1 2 3 4 5 6 7 8 9 10 11 12 13 14 15 16 17 18 19 |
gentil: Trabalho Versão da API: lote/v1 metadados: nome: couchbase-agrupamento-restaurar especificação: modelo: especificação: contêineres: - nome: couchbase-agrupamento-restaurar imagem: couchbase/servidor:empresa-6.0.2 comando: ["cbbackupmgr", "restore", "--archive", "/backups", "--repo", "couchbase", "--cluster", "couchbase://cbdemo-srv.emart.svc", "--username", "Administrador", "--password", "senha"] volumeMounts: - nome: "couchbase-cluster-backup-volume" mountPath: "/backups" volumes: - nome: couchbase-agrupamento-backup-volume persistentVolumeClaim: claimName: backup-pvc restartPolicy: Nunca |
If you would rather like to create a temporary backup-restore pod to see what backups are available or to troubleshoot an issue, you can mount the same persistentVolumeClaim
to a new pod.
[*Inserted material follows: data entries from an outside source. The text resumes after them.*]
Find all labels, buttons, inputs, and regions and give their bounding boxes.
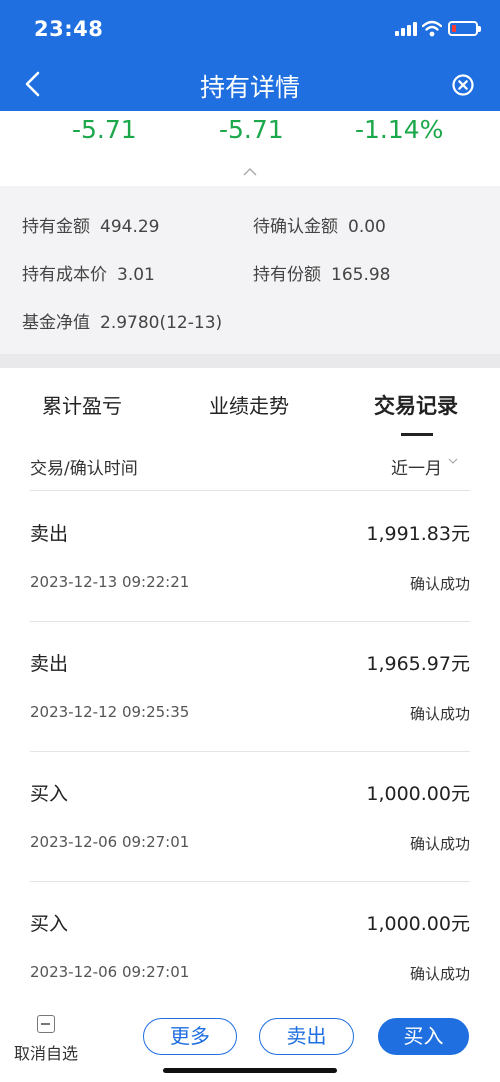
holding-amount-value: 494.29 <box>100 217 160 237</box>
unwatch-label: 取消自选 <box>13 1044 78 1063</box>
transaction-status: 确认成功 <box>409 835 470 853</box>
status-time: 23:48 <box>34 17 104 41</box>
close-circle-icon[interactable] <box>451 73 475 97</box>
wifi-icon <box>422 20 442 37</box>
pending-amount: 待确认金额 0.00 <box>253 212 386 237</box>
page-title: 持有详情 <box>199 73 300 102</box>
transaction-row[interactable]: 买入 1,000.00元 2023-12-06 09:27:01 确认成功 <box>30 751 470 882</box>
transaction-type: 卖出 <box>30 653 69 675</box>
transaction-time: 2023-12-13 09:22:21 <box>30 573 190 591</box>
transaction-amount: 1,000.00元 <box>366 913 470 935</box>
minus-square-icon <box>37 1015 55 1033</box>
transaction-type: 买入 <box>30 913 69 935</box>
list-column-label: 交易/确认时间 <box>30 459 138 479</box>
active-tab-indicator <box>401 433 433 436</box>
chevron-up-icon[interactable] <box>242 167 258 177</box>
holding-shares: 持有份额 165.98 <box>253 260 390 285</box>
transaction-row[interactable]: 卖出 1,965.97元 2023-12-12 09:25:35 确认成功 <box>30 621 470 752</box>
cellular-signal-icon <box>395 22 417 36</box>
period-filter[interactable]: 近一月 <box>391 454 442 479</box>
pnl-value: -5.71 <box>219 115 284 144</box>
battery-icon <box>448 21 481 36</box>
tab-cumulative-pnl[interactable]: 累计盈亏 <box>42 390 122 419</box>
pending-amount-value: 0.00 <box>348 217 386 237</box>
fund-nav-label: 基金净值 <box>22 313 90 333</box>
pnl-row: -5.71 -5.71 -1.14% <box>0 111 500 185</box>
pnl-percent: -1.14% <box>355 115 444 144</box>
list-header: 交易/确认时间 近一月 <box>30 446 470 491</box>
transaction-time: 2023-12-06 09:27:01 <box>30 833 190 851</box>
transaction-status: 确认成功 <box>409 705 470 723</box>
transaction-type: 卖出 <box>30 523 69 545</box>
transaction-row[interactable]: 卖出 1,991.83元 2023-12-13 09:22:21 确认成功 <box>30 491 470 622</box>
cost-price-value: 3.01 <box>117 265 155 285</box>
transaction-time: 2023-12-12 09:25:35 <box>30 703 190 721</box>
holding-shares-value: 165.98 <box>331 265 391 285</box>
unwatch-button[interactable]: 取消自选 <box>10 1015 82 1064</box>
chevron-down-icon[interactable] <box>448 456 458 466</box>
tab-performance[interactable]: 业绩走势 <box>209 390 289 419</box>
transaction-status: 确认成功 <box>409 575 470 593</box>
tab-transactions[interactable]: 交易记录 <box>374 390 458 420</box>
transaction-time: 2023-12-06 09:27:01 <box>30 963 190 981</box>
home-indicator[interactable] <box>163 1068 337 1073</box>
holding-summary: 持有金额 494.29 待确认金额 0.00 持有成本价 3.01 持有份额 165.9… <box>0 186 500 354</box>
transaction-type: 买入 <box>30 783 69 805</box>
holding-shares-label: 持有份额 <box>253 265 321 285</box>
cost-price-label: 持有成本价 <box>22 265 107 285</box>
status-bar: 23:48 <box>0 0 500 58</box>
fund-nav: 基金净值 2.9780(12-13) <box>22 308 222 333</box>
pnl-value: -5.71 <box>72 115 137 144</box>
holding-amount-label: 持有金额 <box>22 217 90 237</box>
nav-bar: 持有详情 <box>0 58 500 111</box>
tab-bar: 累计盈亏 业绩走势 交易记录 <box>0 368 500 440</box>
transaction-amount: 1,991.83元 <box>366 523 470 545</box>
cost-price: 持有成本价 3.01 <box>22 260 155 285</box>
more-button[interactable]: 更多 <box>143 1018 237 1055</box>
section-divider <box>0 354 500 368</box>
transaction-amount: 1,965.97元 <box>366 653 470 675</box>
header: 23:48 持有详情 <box>0 0 500 111</box>
transaction-status: 确认成功 <box>409 965 470 983</box>
buy-button[interactable]: 买入 <box>378 1018 469 1055</box>
pending-amount-label: 待确认金额 <box>253 217 338 237</box>
transaction-row[interactable]: 买入 1,000.00元 2023-12-06 09:27:01 确认成功 <box>30 881 470 1012</box>
fund-nav-value: 2.9780(12-13) <box>100 313 223 333</box>
holding-amount: 持有金额 494.29 <box>22 212 159 237</box>
sell-button[interactable]: 卖出 <box>259 1018 354 1055</box>
transaction-amount: 1,000.00元 <box>366 783 470 805</box>
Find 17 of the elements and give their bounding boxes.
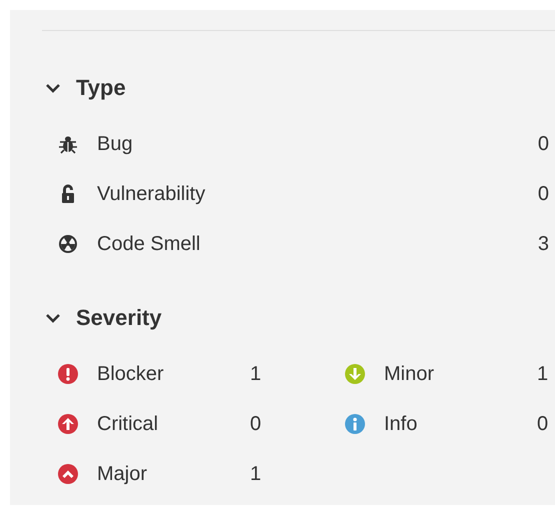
radiation-icon bbox=[58, 234, 78, 254]
chevron-up-icon bbox=[58, 464, 78, 484]
info-icon bbox=[345, 414, 365, 434]
section-header[interactable]: Severity bbox=[42, 298, 162, 338]
exclamation-icon bbox=[58, 364, 78, 384]
facet-item[interactable]: Bug 0 bbox=[42, 119, 555, 169]
facet-item[interactable]: Vulnerability 0 bbox=[42, 169, 555, 219]
section-header[interactable]: Type bbox=[42, 68, 126, 108]
chevron-down-icon bbox=[46, 81, 60, 95]
bug-icon bbox=[58, 134, 78, 154]
facet-item[interactable]: Major 1 bbox=[42, 449, 329, 499]
facet-item[interactable]: Code Smell 3 bbox=[42, 219, 555, 269]
facet-item[interactable]: Info 0 bbox=[329, 399, 555, 449]
facet-item[interactable]: Minor 1 bbox=[329, 349, 555, 399]
facet-item[interactable]: Blocker 1 bbox=[42, 349, 329, 399]
chevron-down-icon bbox=[46, 311, 60, 325]
facet-item[interactable]: Critical 0 bbox=[42, 399, 329, 449]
Here is the definition of the pod which can be stored in backup-pod.yaml:
1 2 3 4 5 6 7 8 9 10 11 12 13 14 15 16 17 18 19 |
Versão da API: v1 gentil: Pod metadados: nome: backup-nó especificação: # specification of the pod's contents contêineres: - nome: backup-cápsula imagem: couchbase/servidor:empresa-6.5.0 # Just spin & wait forever comando: [ "/bin/bash", "-c", "--" ] argumentos: [ "while true; do sleep 30; done;" ] volumeMounts: - nome: "couchbase-cluster-backup-volume" mountPath: "/backups" volumes: - nome: couchbase-agrupamento-backup-volume persistentVolumeClaim: claimName: backup-pvc restartPolicy: Nunca |
Run kubectl to bring up the pod temporarily:
1 2 3 4 5 6 7 8 9 10 11 12 |
$ kubectl aplicar -f br/backup-cápsula.yaml -n emart $ kubectl obter cápsulas -n emart NOME PRONTO STATUS RESTARTS IDADE backup-nó 1/1 Em execução 0 3d1h cbdemo-0000 1/1 Em execução 0 7d1h cbdemo-0001 1/1 Em execução 0 7d1h cbdemo-0002 1/1 Em execução 0 7d1h cbdemo-0003 1/1 Em execução 0 7d1h cbdemo-0004 1/1 Em execução 0 7d1h couchbase-operador-7654d844cb-gn4bw 1/1 Em execução 0 7d2h couchbase-operador-admissão-7ff868f54c-5pklx 1/1 Em execução 0 7d2h |
Once backup-node is Running, we can login to that pod:
1 2 3 |
$ kubectl executar -ele backup-nó -n emart -- /caixa/bash raiz@backup-nó:/ |
And execute cbbackupmgr list
command to view existing backups:
1 2 3 4 5 6 7 8 9 10 11 12 13 14 |
# cbbackupmgr list --repo couchbase --archive /backups Tamanho Itens Nome 256.04MB - + couchbase 0B - + 2020-01-30T04_17_12.702824188Z 0B - + gamesim-amostra 0B 0 análises.json 0B 0 + dados 0B 0 Erro: não dados fragmentos foram encontrado 0B 0 completo-texto.json 0B 0 gsi.json 0B 0 visualizações.json 128.02MB - + 2020-01-30T04_18_13.021340423Z .... |
And you can also run cbbackupmgr restore
command manually:
1 |
# cbbackupmgr restore --archive /backups --repo couchbase --cluster couchbase://cbdemo-srv.emart.svc --username Administrator --password password |
Once you are done restoring just delete the pod:
1 |
$ kubectl excluir -f backup-cápsula.yaml -n emart |
7. Conclusão
We walked through step-by-step on how one can configure a backup cronjob, which automates the process of taking the periodic backup at a predefined interval. We used a backup-with-periodic-merge.sh script, that executes a) backup, b) compaction and c) merge within a single script. This script was then used in the periodic-backup.yaml file, which automated the process of taking backup within the Kubernetes environment. We hope you would use the best practices described in this blog and plan on taking regular backups as well as validate those backups using restore command regularly.